Another is that Lee knew full well how timid McClellan was, and also knew that concerted action by corps commanders was not a Union strength. Lee had taken the measure of McClellan many times and found him wanting as a field commander. While the Army of the Potomac was large, it was not as destructive as all that. However, after two weeks of marching and fighting in the late summer heat, Lee’s ranks were thin. He knew that even a badly handled but colossal force could run over his weakened host in a morning, but he gambled McClellan would wait for Lee…or just march away.
So Lee waited.
Better scribes than I have described the day of bloodletting that was the battle of Antietam/Sharpsburg, so I won't duplicate those efforts or paraphrase from them. The critical thing to remember about the slaughters of 17 September at the bridge or the wheat field or the cornfield or anywhere else is that the fight was an uncoordinated mess that actually used less than 40% of the available Union forces. By the time McClellan stopped fighting, not only was Lee’s thinned army pretty well beaten, but the time was only late afternoon, with as much as another three hours of daylight left. The 22,000 plus casualties incurred had mostly been in the morning, and the fighting slowed to a smoke-choked crawl by noon. McClellan had the power to destroy Lee and the Army of Northern Virginia then and there.
But he didn't.
Little Mac enjoyed having his army, not using it for fighting. The result was a tactical draw, but a partial Federal victory for having turned Lee back to Virginia again. But it disgusted the Federal commanders enough to prompt McClellan's replacement two months later, and the battle itself affected the mid-term elections and the subsequent conflict not at all. But, once rid of McClellan, the Army of the Potomac could fight on its own terms. While many point to Antietam as being important for the release of the Emancipation Proclamation, in fact, it was little more than coincidental. Nor was America’s bloodiest single day of battle very impressive to Europe or anyone else outside the country. Antietam, while legendary for many reasons, simply was neither decisive nor even important as Civil War battles go. It decided nothing, other than showing everyone that McClellan, while an excellent organizer, didn’t know what he was doing when it came to fighting, and was too timid to just bull his way to victory.

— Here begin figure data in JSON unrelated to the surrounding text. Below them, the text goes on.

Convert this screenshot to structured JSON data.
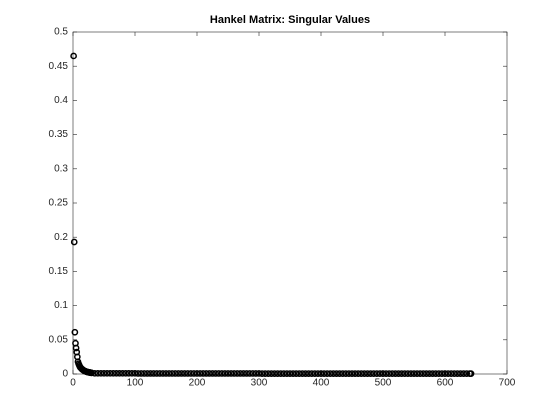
{
  "chart_data": {
    "type": "scatter",
    "title": "Hankel Matrix: Singular Values",
    "x": [
      1,
      2,
      3,
      4,
      5,
      6,
      7,
      8,
      9,
      10,
      11,
      12,
      13,
      14,
      15,
      16,
      17,
      18,
      19,
      20,
      21,
      22,
      23,
      24,
      25,
      26,
      27,
      28,
      29,
      30,
      35,
      40,
      45,
      50,
      55,
      60,
      65,
      70,
      75,
      80,
      85,
      90,
      95,
      100,
      105,
      110,
      115,
      120,
      125,
      130,
      135,
      140,
      145,
      150,
      155,
      160,
      165,
      170,
      175,
      180,
      185,
      190,
      195,
      200,
      205,
      210,
      215,
      220,
      225,
      230,
      235,
      240,
      245,
      250,
      255,
      260,
      265,
      270,
      275,
      280,
      285,
      290,
      295,
      300,
      305,
      310,
      315,
      320,
      325,
      330,
      335,
      340,
      345,
      350,
      355,
      360,
      365,
      370,
      375,
      380,
      385,
      390,
      395,
      400,
      405,
      410,
      415,
      420,
      425,
      430,
      435,
      440,
      445,
      450,
      455,
      460,
      465,
      470,
      475,
      480,
      485,
      490,
      495,
      500,
      505,
      510,
      515,
      520,
      525,
      530,
      535,
      540,
      545,
      550,
      555,
      560,
      565,
      570,
      575,
      580,
      585,
      590,
      595,
      600,
      605,
      610,
      615,
      620,
      625,
      630,
      635,
      640,
      642
    ],
    "values": [
      0.465,
      0.193,
      0.061,
      0.045,
      0.038,
      0.032,
      0.025,
      0.018,
      0.015,
      0.013,
      0.011,
      0.0095,
      0.0085,
      0.0075,
      0.0068,
      0.006,
      0.0054,
      0.0048,
      0.0044,
      0.004,
      0.0036,
      0.0033,
      0.003,
      0.0028,
      0.0026,
      0.0024,
      0.0022,
      0.002,
      0.0018,
      0.0016,
      0.001,
      0.001,
      0.001,
      0.001,
      0.001,
      0.001,
      0.001,
      0.001,
      0.001,
      0.001,
      0.001,
      0.001,
      0.001,
      0.001,
      0.0008,
      0.0008,
      0.0008,
      0.0008,
      0.0008,
      0.0008,
      0.0008,
      0.0008,
      0.0008,
      0.0008,
      0.0008,
      0.0008,
      0.0008,
      0.0008,
      0.0008,
      0.0008,
      0.0008,
      0.0008,
      0.0008,
      0.0008,
      0.0008,
      0.0008,
      0.0008,
      0.0008,
      0.0008,
      0.0008,
      0.0008,
      0.0008,
      0.0008,
      0.0008,
      0.0008,
      0.0008,
      0.0008,
      0.0008,
      0.0008,
      0.0008,
      0.0008,
      0.0008,
      0.0008,
      0.0008,
      0.0005,
      0.0005,
      0.0005,
      0.0005,
      0.0005,
      0.0005,
      0.0005,
      0.0005,
      0.0005,
      0.0005,
      0.0005,
      0.0005,
      0.0005,
      0.0005,
      0.0005,
      0.0005,
      0.0005,
      0.0005,
      0.0005,
      0.0005,
      0.0005,
      0.0005,
      0.0005,
      0.0005,
      0.0005,
      0.0005,
      0.0005,
      0.0005,
      0.0005,
      0.0005,
      0.0005,
      0.0005,
      0.0005,
      0.0005,
      0.0005,
      0.0005,
      0.0005,
      0.0005,
      0.0005,
      0.0005,
      0.0005,
      0.0005,
      0.0005,
      0.0005,
      0.0005,
      0.0005,
      0.0005,
      0.0005,
      0.0005,
      0.0005,
      0.0005,
      0.0005,
      0.0005,
      0.0005,
      0.0005,
      0.0005,
      0.0005,
      0.0005,
      0.0005,
      0.0005,
      0.0005,
      0.0005,
      0.0005,
      0.0005,
      0.0005,
      0.0005,
      0.0005,
      0.0005,
      0.0005
    ],
    "color": "#000000",
    "xlim": [
      0,
      700
    ],
    "xticks": [
      0,
      100,
      200,
      300,
      400,
      500,
      600,
      700
    ],
    "ylim": [
      0,
      0.5
    ],
    "yticks": [
      0,
      0.05,
      0.1,
      0.15,
      0.2,
      0.25,
      0.3,
      0.35,
      0.4,
      0.45,
      0.5
    ]
  }
}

The Devil’s Own Day: Shiloh and the American Civil War
I’ll not make a case for Shiloh being any more decisive than Antietam, but I will say it had a greater effect on the course of the conflict than anything that happened in the Eastern Theater in 1862.
The Devil’s Own Day depicts Shiloh as a soldier’s battle, where neither commander truly had control of the fighting, where corporals could make as large a strategic decision as a colonel, and where from before sunup to nearly sundown on that first terrible day, no one was certain of the outcome. Available from your favorite bookseller or from me if you want an autograph.
Coming Up…
Leviathan Awakening
Six Ways to Rewrite History IV
And Finally...
On 14 September:
1752: The calendars skipped ahead by eleven days in the British Isles and its colonies. The change from the Julian calendar to the Georgian calendar, directed by Parliament in 1750, was to better place/control where Easter fell, which is the first Sunday after the first full moon after the spring solstice.
2006: Germany ordained the first three rabbis since 1933, in Dresden. German Jewry had been harder hit by the Holocaust/Showa than any other country (nearly 99% of German Jews were killed or displaced). It took a great deal more time to not only build a yeshiva community, but to encourage enough people to commit to the scholarship.
And today is NATIONAL PARENTS DAY OFF. Yeah, sure; pull the other one, pal.